Algebra help?

Question

Consider the following functions 

f(x) = x/ x+ 6 and g(x)= 6/x 

Find f(g(x)) and it's domain 

Find g(f(x)) and it's domain 

Find f(f(x)) and it's domain 

And 
Find g(g(x)) and it's domain

 

Answer 1

The functions are f(x) = x/(x - 6) and g(x) = 6/x.

(1).

f[g(x)] = f[6/x]                               [ Since g(x) = 6/x ]

          = (6/x)/[(6/x) - 6]                [ Since f(x) = x/(x - 6) ]

          = (6/x)/[(6 - 6x)/x]

          = 1/(1 - x).

The denominator not equals to zero, 1 - x ≠ 0 ⇒ x ≠ 1, because it is un defined.

The domain of f(g(x)) = {x ∈ R, x ≠ 1}, where R is any real number.

 

(2).

g[f(x)] = g[x/(x - 6)]                     [ Since f(x) = x/(x - 6) ]

          = 6 / [x/(x - 6)]                  [ Since g(x) = 6/x ]

          = 6(x - 6) / x

The denominator not equals to zero, x ≠ 0, because it is undefined.

The domain of g[f(x)] = {x ∈ R, x ≠ 0}, where R is any real number.

 

(3).

f[f(x)] = f[x/(x - 6)]                                       [ Since f(x) = x/(x - 6) ]

          = [x/(x - 6)] / { [x/(x - 6)] - 6}             [ Since f(x) = x/(x - 6) ]

          = x / [x - 6(x - 6)]

          = x / (- 5x + 36)

The denominator not equals to zero, - 5x + 36 ≠ 0 ⇒ x ≠ 36/5, because it is undefined.

The domain of f[f(x)] = {x ∈ R, x ≠ 36/5}, where R is any real number.

 

(4).

g[g(x)] = g[6/x]                                       [ Since g(x) = 6/x ]
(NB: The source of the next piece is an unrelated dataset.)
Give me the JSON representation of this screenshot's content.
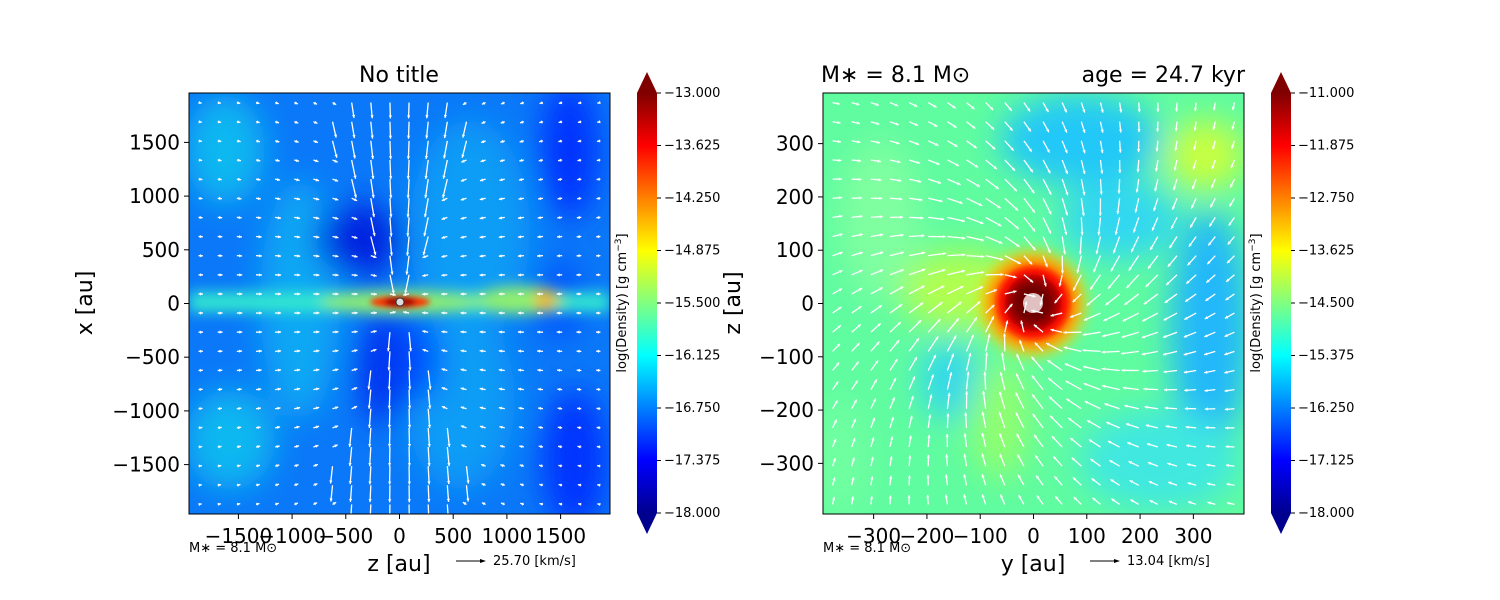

          = 6 / [6/x]                                    [ Since g(x) = 6/x ]

          = x.

The above function represents the linear function, there is no restriction of the domain, because it has no negative square root and it has no denominator with variable x

The domain of g[g(x)] = {x ∈ R}, where R is any real number.